Finally after 29 years, Tony Hayward, the former chief executive of BP, will sever all his ties with the oil giant.
Although he resigned from being Chief Executive last year in the wake of the Deepwater Horizon disaster, Hayward has remained on board of its Russian joint venture, TNK-BP. But it has announced that he will be resigning from TNK-BP in the next few weeks.
But whilst BP is increasingly being criticised for its stagnation and lack of direction, Hayward is back in the oil business big time. Last week his new company Vallares announced the $2.1bn acquisition of Genel Energy, a Kurdistan-focused exploration and production company.
The deal means that Hayward is personally in line for a $20 million windfall, something that many victims of the Deepwater disaster may find particularly hard to swallow. As many still are fighting BP and trying to get compensation, Hayward looks set to make a fortune.
Genel’s assets are exclusively in the Kurdistan region of Iraq and include an estimated 1.4bn barrels of oil equivalent. Hayward calls the Kurdistan region “the last great onshore hydrocarbon province”, with the company’s Taq Taq field as the “jewel on the crown”.
Hayward argues that the “Taq Taq is probably a billion-barrel oil field. Its proven and probable reserves are estimated at 650m but if you add in the probable barrels you get to over a billion.”
If you judge the character of someone by the company they keep, some of Hayward’s new bedfellows are pretty dubious. Mehmet Sepil, who has 29.06pc and is currently chief executive of Genel, will become president. Sepil was recently fined by the Financial Services Authority for a record £1m for insider dealing.
Mehmet Karamehmet, one of the founders of Genel and the current majority owner with a stake of 56.18pc, is fighting an 11-year jail sentence for an alleged fraud dating back to 2002.
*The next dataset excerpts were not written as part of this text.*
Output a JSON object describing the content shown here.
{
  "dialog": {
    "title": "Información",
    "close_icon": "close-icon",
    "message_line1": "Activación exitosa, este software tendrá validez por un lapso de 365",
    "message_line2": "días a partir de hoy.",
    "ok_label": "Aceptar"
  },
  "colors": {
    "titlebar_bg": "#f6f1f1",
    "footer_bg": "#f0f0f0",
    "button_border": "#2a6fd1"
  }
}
But what the deal does is reflect the growing interest in Kurdistan. The deal “is part of a growing appetite for Kurdish assets,” argues Stuart Joyner, an analyst at Investec Securities. “It’s a new beginning for the Kurdish oil industry. In a few years there will probably be as many players there as in the southern part of Iraq, where Exxon, Shell and BP are involved. Most companies want to participate.”
Kurdistan currently has 20 billion to 25 billion barrels of “oil in place” and the reserves are unlikely to exceed 40 billion to 45 billion barrels.
Whilst Hayward’s star is rising again, BP remains stagnant or even falling. Over the weekend, The Financial Times described it being stuck in a “strategic vacuum”. Both its Chairman Bob Dudley, who is currently in Russia on a business trip with British Prime Minister David Cameron, and the company’s chairman Carl-Henric Svanberg, are said to be “running out of time.”
And this is where the rub is. Part of the reason for BP’s vacuum is the legacy of Deepwater. As the FT explains: “Complicating all decisions, and seen as the biggest drag on its share price, is uncertainty over how much BP will have to pay for the gulf spill and whether it will be found to have been grossly negligent, something it has denied. The civil litigation is due to start next February but in the meantime, the Department of Justice continues to investigate the incident.”
So Deepwater continues to haunt BP, whilst Hayward is set to make a fortune in Kurdistan. Let’s not forget though that it was Hayward who was in charge on that fateful day last April when the Deepwater sunk. He may have left BP, but the past may yet come back to haunt him too.
Especially if the US Department of Justice comes calling.